Discussions of cargo cults usually begin with a series of movements that occurred in the late nineteenth century and early twentieth century. The earliest recorded movement that has been described as a "cargo cult" was the Tuka Movement that began in Fiji in 1885 at the height of the colonial era's plantation-style economy. The movement began with a promised return to a golden age of ancestral potency. Minor alterations to priestly practices were undertaken to update them and attempt to recover some kind of ancestral efficacy. Colonial authorities saw the leader of the movement, Tuka, as a troublemaker, and he was exiled, although their attempts to stop him returning proved fruitless.
Cargo cults occurred periodically in many parts of the island of New Guinea, including the Taro Cult in northern Papua New Guinea and the Vailala Madness that arose from 1919 to 1922. The last was documented by Francis Edgar Williams, one of the first anthropologists to conduct fieldwork in Papua New Guinea. Less dramatic cargo cults have appeared in western New Guinea as well, including the Asmat and Dani areas.

Pacific cults of World War II

The most widely known period of cargo cult activity occurred among the Melanesian islanders in the years during and after World War II. A small population of indigenous peoples observed, often directly in front of their dwellings, the largest war ever fought by technologically advanced nations. Japanese forces used their foreknowledge of local cargo cult beliefs, intentionally misrepresenting themselves as the ancestors of the Melanesians and distributing goods freely in order to acquire compliance and labor. Later the Allied forces arrived in the islands and did this as well.
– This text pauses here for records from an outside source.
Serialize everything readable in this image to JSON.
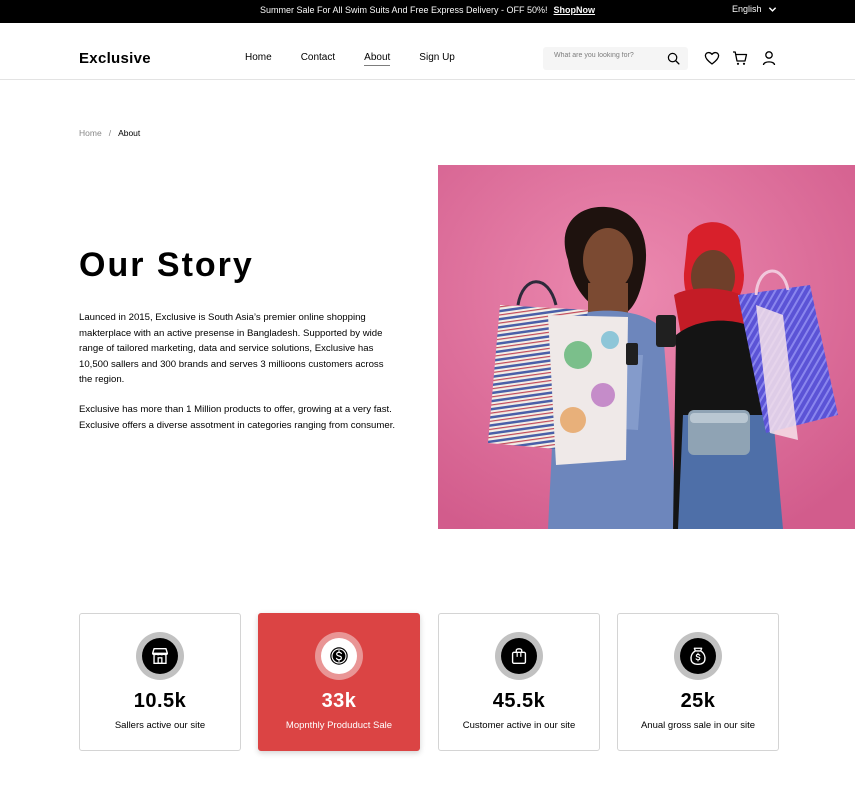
{
  "topbar": {
    "promo_text": "Summer Sale For All Swim Suits And Free Express Delivery - OFF 50%!",
    "shop_link": "ShopNow",
    "language": "English"
  },
  "header": {
    "logo": "Exclusive",
    "nav": [
      {
        "label": "Home"
      },
      {
        "label": "Contact"
      },
      {
        "label": "About",
        "active": true
      },
      {
        "label": "Sign Up"
      }
    ],
    "search_placeholder": "What are you looking for?",
    "icons": [
      "heart-icon",
      "cart-icon",
      "user-icon"
    ]
  },
  "breadcrumb": {
    "home": "Home",
    "separator": "/",
    "current": "About"
  },
  "story": {
    "title": "Our Story",
    "paragraph1": "Launced in 2015, Exclusive is South Asia’s premier online shopping makterplace with an active presense in Bangladesh. Supported by wide range of tailored marketing, data and service solutions, Exclusive has 10,500 sallers and 300 brands and serves 3 millioons customers across the region.",
    "paragraph2": "Exclusive has more than 1 Million products to offer, growing at a very fast. Exclusive offers a diverse assotment in categories ranging  from consumer."
  },
  "stats": [
    {
      "value": "10.5k",
      "label": "Sallers active our site",
      "icon": "shop-icon",
      "active": false
    },
    {
      "value": "33k",
      "label": "Mopnthly Produduct Sale",
      "icon": "dollar-icon",
      "active": true
    },
    {
      "value": "45.5k",
      "label": "Customer active in our site",
      "icon": "shopping-bag-icon",
      "active": false
    },
    {
      "value": "25k",
      "label": "Anual gross sale in our site",
      "icon": "money-bag-icon",
      "active": false
    }
  ],
  "colors": {
    "accent": "#DB4444",
    "hero_background": "#E0709C"
  }
}
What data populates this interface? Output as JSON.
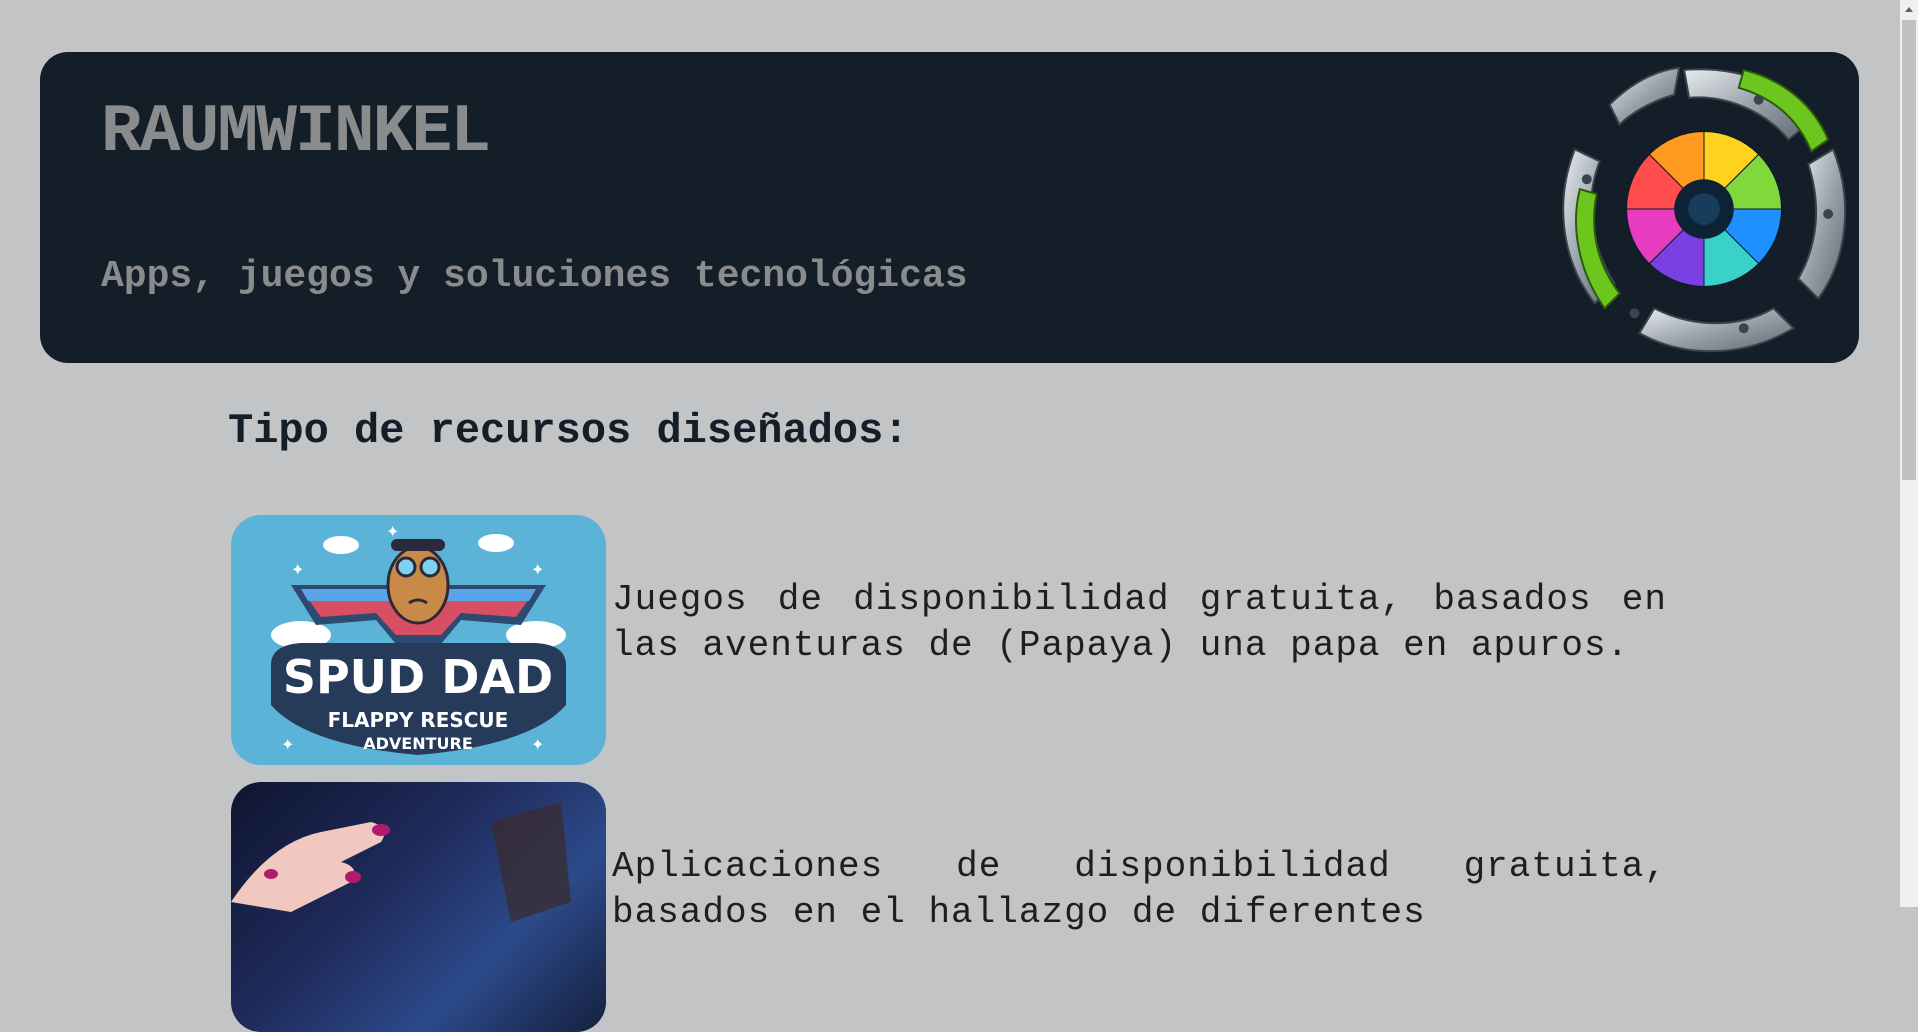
{
  "header": {
    "title": "RAUMWINKEL",
    "subtitle": "Apps, juegos y soluciones tecnológicas",
    "logo_icon": "aperture-logo-icon"
  },
  "main": {
    "heading": "Tipo de recursos diseñados:",
    "resources": [
      {
        "image_text": [
          "SPUD DAD",
          "FLAPPY RESCUE",
          "ADVENTURE"
        ],
        "description": "Juegos de disponibilidad gratuita, basados en las aventuras de (Papaya) una papa en apuros."
      },
      {
        "description": "Aplicaciones de disponibilidad gratuita, basados en el hallazgo de diferentes"
      }
    ]
  },
  "colors": {
    "page_background": "#c3c4c6",
    "header_background": "#131e28",
    "header_text": "#8a8b8d",
    "game_thumbnail_background": "#5bb3d8"
  }
}
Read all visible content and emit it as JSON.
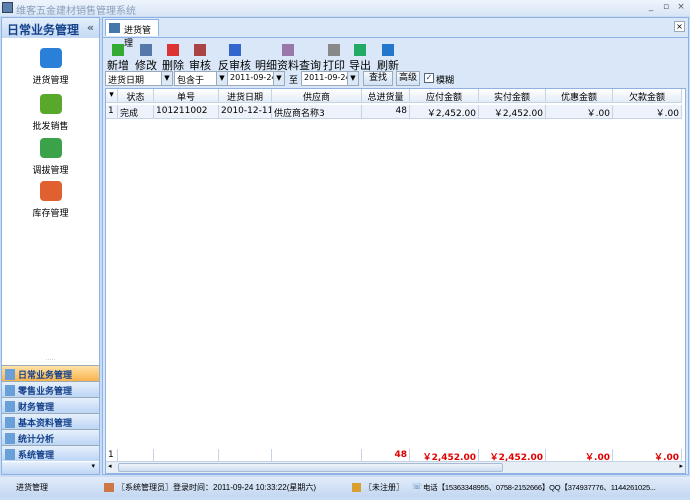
{
  "window": {
    "title": "维客五金建材销售管理系统"
  },
  "left": {
    "title": "日常业务管理",
    "collapse": "«",
    "nav": [
      {
        "label": "进货管理",
        "icon": "arrow-transfer-icon",
        "color": "#2a7fd8"
      },
      {
        "label": "批发销售",
        "icon": "boxes-icon",
        "color": "#58a82c"
      },
      {
        "label": "调拔管理",
        "icon": "swap-icon",
        "color": "#3ba24a"
      },
      {
        "label": "库存管理",
        "icon": "house-icon",
        "color": "#e06030"
      }
    ],
    "groups": [
      "日常业务管理",
      "零售业务管理",
      "财务管理",
      "基本资料管理",
      "统计分析",
      "系统管理"
    ]
  },
  "tab": {
    "label": "进货管理",
    "close": "×"
  },
  "toolbar": [
    "新增",
    "修改",
    "删除",
    "审核",
    "反审核",
    "明细资料查询",
    "打印",
    "导出",
    "刷新"
  ],
  "filter": {
    "field": "进货日期",
    "op": "包含于",
    "from": "2011-09-24",
    "to_label": "至",
    "to": "2011-09-24",
    "search": "查找",
    "advanced": "高级",
    "fuzzy_label": "模糊",
    "fuzzy": true
  },
  "grid": {
    "columns": [
      "状态",
      "单号",
      "进货日期",
      "供应商",
      "总进货量",
      "应付金额",
      "实付金额",
      "优惠金额",
      "欠款金额"
    ],
    "rows": [
      {
        "num": "1",
        "cells": [
          "完成",
          "101211002",
          "2010-12-11",
          "供应商名称3",
          "48",
          "￥2,452.00",
          "￥2,452.00",
          "￥.00",
          "￥.00"
        ]
      }
    ],
    "footer": {
      "count": "1",
      "cells": [
        "",
        "",
        "",
        "",
        "48",
        "￥2,452.00",
        "￥2,452.00",
        "￥.00",
        "￥.00"
      ]
    }
  },
  "status": {
    "module": "进货管理",
    "user": "〖系统管理员〗登录时间：2011-09-24  10:33:22(星期六)",
    "reg": "〖未注册〗",
    "contact": "电话【15363348955、0758-2152666】QQ【374937776、1144261025..."
  }
}
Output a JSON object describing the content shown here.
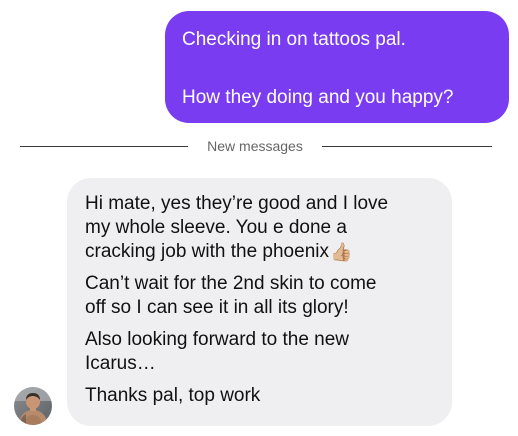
{
  "thread": {
    "outgoing": {
      "line1": "Checking in on tattoos pal.",
      "line2": "How they doing and you happy?",
      "bubble_color": "#7a3cf0"
    },
    "divider": {
      "label": "New messages"
    },
    "incoming": {
      "p1": {
        "l1": "Hi mate, yes they’re good and I love",
        "l2": "my whole sleeve. You e done a",
        "l3": "cracking job with the phoenix",
        "emoji": "👍🏼"
      },
      "p2": {
        "l1": "Can’t wait for the 2nd skin to come",
        "l2": "off so I can see it in all its glory!"
      },
      "p3": {
        "l1": "Also looking forward to the new",
        "l2": "Icarus…"
      },
      "p4": {
        "l1": "Thanks pal, top work"
      },
      "bubble_color": "#efeff1"
    },
    "avatar": {
      "icon": "profile-photo"
    }
  }
}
The vast amounts of military equipment and supplies that both sides airdropped to troops on these islands meant drastic changes to the lifestyle of the islanders, many of whom had never seen outsiders before. Manufactured clothing, medicine, canned food, tents, weapons and other goods arrived in vast quantities for the soldiers, who often shared some of it with the islanders who were their guides and hosts. This was true of the Japanese Army as well, at least until relations deteriorated in most regions.
In the late 1930s, the John Frum movement emerged on Tanna in Vanuatu. This tradition urged islanders to resume dancing and kava drinking and to maintain historic traditions. The movement predicted American assistance, which as foretold arrived in 1942. The movement's rituals were influenced by Christianity, and also included similar elements to other cargo cults like "marching and drilling, flags and poles, and flowers". The John Frum movement has come to be described as the "archetypal" cargo cult.